Sandbagging: BMW-Sauber F1 Car Sets Lukewarm Lap
Kasey Kagawa | April 30, 2007![]()
Post by Kasey Kagawa
Formula 1 is supposed to be the fastest road-racing motorsport around. Millions upon millions of dollars poured into R&D, an international race spectacle that features the absolute pinnacle of technological development and driver skill, all dedicated to going around a track as fast as is physically possible. And when it was announced that BMW was bringing one of their BMW-Sauber F1 cars from last year and Nick Heidfeld, their best driver, down to be driven around the Nordschleife at the Nurburgring, the infamous “Green Hell” that was deemed too long, too demanding and too dangerous for F1 racing, we were all expecting some sort of mind-blowing record that would stand for years to come.
Well, Heidfeld went around the ‘Ring over the weekend, and posted a fastest lap of 8:34, which isn’t exactly world-record pace. Actually, it’s not even fast for a production car. Allowing for some irregularities in timing and length traveled (Sport Auto, who posted most of the available times, usually run a lap that’s about 0.2 km or 7 seconds shorter than the full track), Heidfeld’s time puts him squarely in with cars like the Subaru Impreza WRX STi, the original Audi RS4, the E39 BMW M5, the Nissan 350Z, and the Porsche 993 Carrera 2, not exactly supercar territory. As a matter of fact, the best that BMW-Sauber could throw at the Green Hell was a full 99 seconds slower than the current record for a street-legal car, a 6:55 posted by Michael Vergers in a Radical SR8, and I’m sorry, but if a multi-million dollar F1 racing machine can’t beat a fiberglass kit car with 363 HP, there’s something else going on.
I’m not saying that BMW-Sauber and Heidfeld intentionally ran slower than they could for no reason. There’s more than a few explanations why they took what could have been one hell of a PR moment for the BMW-Sauber F1 team and for BMW personally and turned it into another PR farce, such as not wanting to worry about damaging or destroying the extremely expensive race car for the purposes of a demonstration, wanting to avoid having to maintain and repair the car after running such a hot lap around a very large circuit, or that Heidfeld simply wasn’t as familiar with the circuit as he could have been, but all of them don’t stand up. They weren’t using this year’s car, so they didn’t need to worry about it breaking and not being useable for the next race, and it’s not like they didn’t see this was coming, as they’ve known about for at least a month, giving Heidfeld no excuse for not spending the day before working on his lap times on the track at the very least. Next time BMW, if you’re going to try to dazzle us, bring your A-game instead of phoning it in.
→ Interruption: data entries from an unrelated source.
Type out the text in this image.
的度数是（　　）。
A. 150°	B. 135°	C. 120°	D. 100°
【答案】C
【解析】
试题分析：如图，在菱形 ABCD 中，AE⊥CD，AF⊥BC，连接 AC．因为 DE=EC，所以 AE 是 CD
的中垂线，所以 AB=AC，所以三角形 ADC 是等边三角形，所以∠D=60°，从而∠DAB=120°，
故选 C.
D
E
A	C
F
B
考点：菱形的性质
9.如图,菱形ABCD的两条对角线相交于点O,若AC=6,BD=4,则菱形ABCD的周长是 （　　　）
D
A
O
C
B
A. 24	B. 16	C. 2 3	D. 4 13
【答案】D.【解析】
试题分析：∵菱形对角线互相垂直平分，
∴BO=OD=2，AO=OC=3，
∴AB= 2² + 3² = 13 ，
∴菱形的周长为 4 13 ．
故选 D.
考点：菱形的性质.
Nick Heidfeld tackles the Nordschleife in a BMW F1.06 [Autoblog]








It came down squarely to tires. They made the decision
David S. | May 6, 2007It came down squarely to tires. They made the decision earlier on to set him up with “demonstration” tires, I’m presuming the ones they run on parade routes and such. Anyway, it’s a ridiculously hard compound. There was never any chance of getting any serious grip, thereby reducing the cornering speeds tremendously.
I have a feeling the idea was to keep Nick alive.
Which created a 99 second deficit to a car that
Kasey Kagawa | May 6, 2007Which created a 99 second deficit to a car that has less than half the horsepower? I’m sorry, but if that compound was hard enough to cause that kind of time lag, it would have been horribly unsafe to even use them to set a hot lap on the Nordschleife at all.